Ron watched the train as it rounded a distant curve and was out of sight.

He found his car keys despite his tears.

LackawannaStationOwego

ACT 2–Gary Stebbins had been drafted.  He had been to basic training at Fort Bragg and was completing a weekend leave before being shipped to England.  It was 1944.

His mother, Mae, simply could not let go of her son.  She always felt she had an ability to sense the future…and at this moment, the future was a place without her only boy.  They stood in Penn Station waiting for the train to return him to Fort Bragg.  She was the only person seeing Gary off to war.  His fiancée was bed-ridden with the flu back home in Kingston.  The father, Harry, had been killed in a freak accident at a saw mill three years ago.
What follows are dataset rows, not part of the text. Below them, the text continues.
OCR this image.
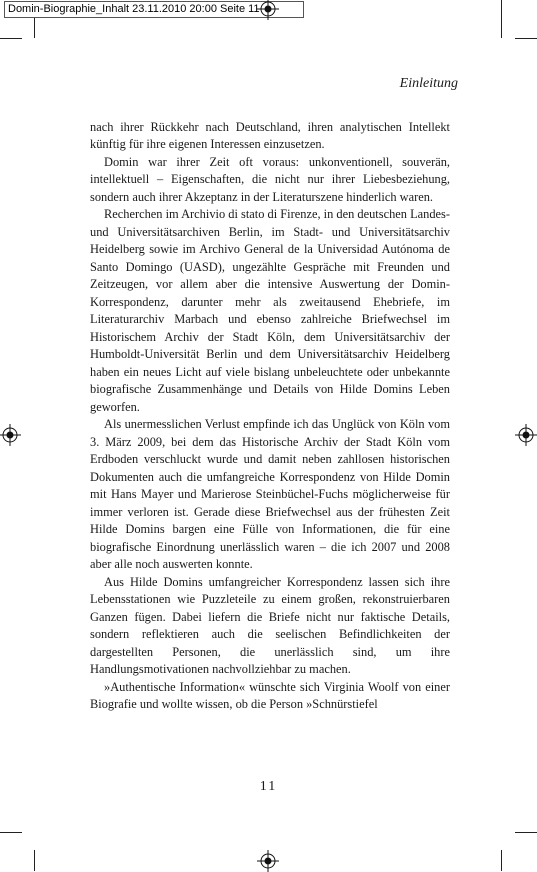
Domin-Biographie_Inhalt 23.11.2010 20:00 Seite 11
Einleitung

nach ihrer Rückkehr nach Deutschland, ihren analytischen Intellekt künftig für ihre eigenen Interessen einzusetzen.

Domin war ihrer Zeit oft voraus: unkonventionell, souverän, intellektuell – Eigenschaften, die nicht nur ihrer Liebesbeziehung, sondern auch ihrer Akzeptanz in der Literaturszene hinderlich waren.

Recherchen im Archivio di stato di Firenze, in den deutschen Landes- und Universitätsarchiven Berlin, im Stadt- und Universitätsarchiv Heidelberg sowie im Archivo General de la Universidad Autónoma de Santo Domingo (UASD), ungezählte Gespräche mit Freunden und Zeitzeugen, vor allem aber die intensive Auswertung der Domin-Korrespondenz, darunter mehr als zweitausend Ehebriefe, im Literaturarchiv Marbach und ebenso zahlreiche Briefwechsel im Historischem Archiv der Stadt Köln, dem Universitätsarchiv der Humboldt-Universität Berlin und dem Universitätsarchiv Heidelberg haben ein neues Licht auf viele bislang unbeleuchtete oder unbekannte biografische Zusammenhänge und Details von Hilde Domins Leben geworfen.

Als unermesslichen Verlust empfinde ich das Unglück von Köln vom 3. März 2009, bei dem das Historische Archiv der Stadt Köln vom Erdboden verschluckt wurde und damit neben zahllosen historischen Dokumenten auch die umfangreiche Korrespondenz von Hilde Domin mit Hans Mayer und Marierose Steinbüchel-Fuchs möglicherweise für immer verloren ist. Gerade diese Briefwechsel aus der frühesten Zeit Hilde Domins bargen eine Fülle von Informationen, die für eine biografische Einordnung unerlässlich waren – die ich 2007 und 2008 aber alle noch auswerten konnte.

Aus Hilde Domins umfangreicher Korrespondenz lassen sich ihre Lebensstationen wie Puzzleteile zu einem großen, rekonstruierbaren Ganzen fügen. Dabei liefern die Briefe nicht nur faktische Details, sondern reflektieren auch die seelischen Befindlichkeiten der dargestellten Personen, die unerlässlich sind, um ihre Handlungsmotivationen nachvollziehbar zu machen.

»Authentische Information« wünschte sich Virginia Woolf von einer Biografie und wollte wissen, ob die Person »Schnürstiefel

11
Three months later, Mae found herself standing in Penn Station again.  She wore a blue dress and didn’t bother to use make-up to hide the red eyes and pale cheeks.

Soon Gary appeared in the doorway of the arrivals area.  He was all smiles and proudly held his Purple Heart up to his chest.

That night, they dined at Delmonico’s.

Penn Station 1955

ACT 3–Mavis waited outside the ER at St. Basil’s Hospital.  Her husband of thirty-two years, Dave, was undergoing emergency by-pass surgery.

He had been a long-time smoker and failed to get the exercise the doctors had told him about a year ago.

Just then, the doors swung open and the orderlies pushed him past her.  All she saw was the sheets and part of his head with plastic tubes going into his nose.  She followed behind as they took him to ICU.  Nobody spoke to her.  Mavis was treated like a bystander.  After everyone left, she looked through the plexiglass window at her husband.  She could hear the beeping of the Machine.

She sat down and grabbed a copy of Good Housekeeping.  An hour later, the beeping stopped.  A nurse came out and told her the sad news.  Like a robot, Mavis walked to the chapel and lit a candle.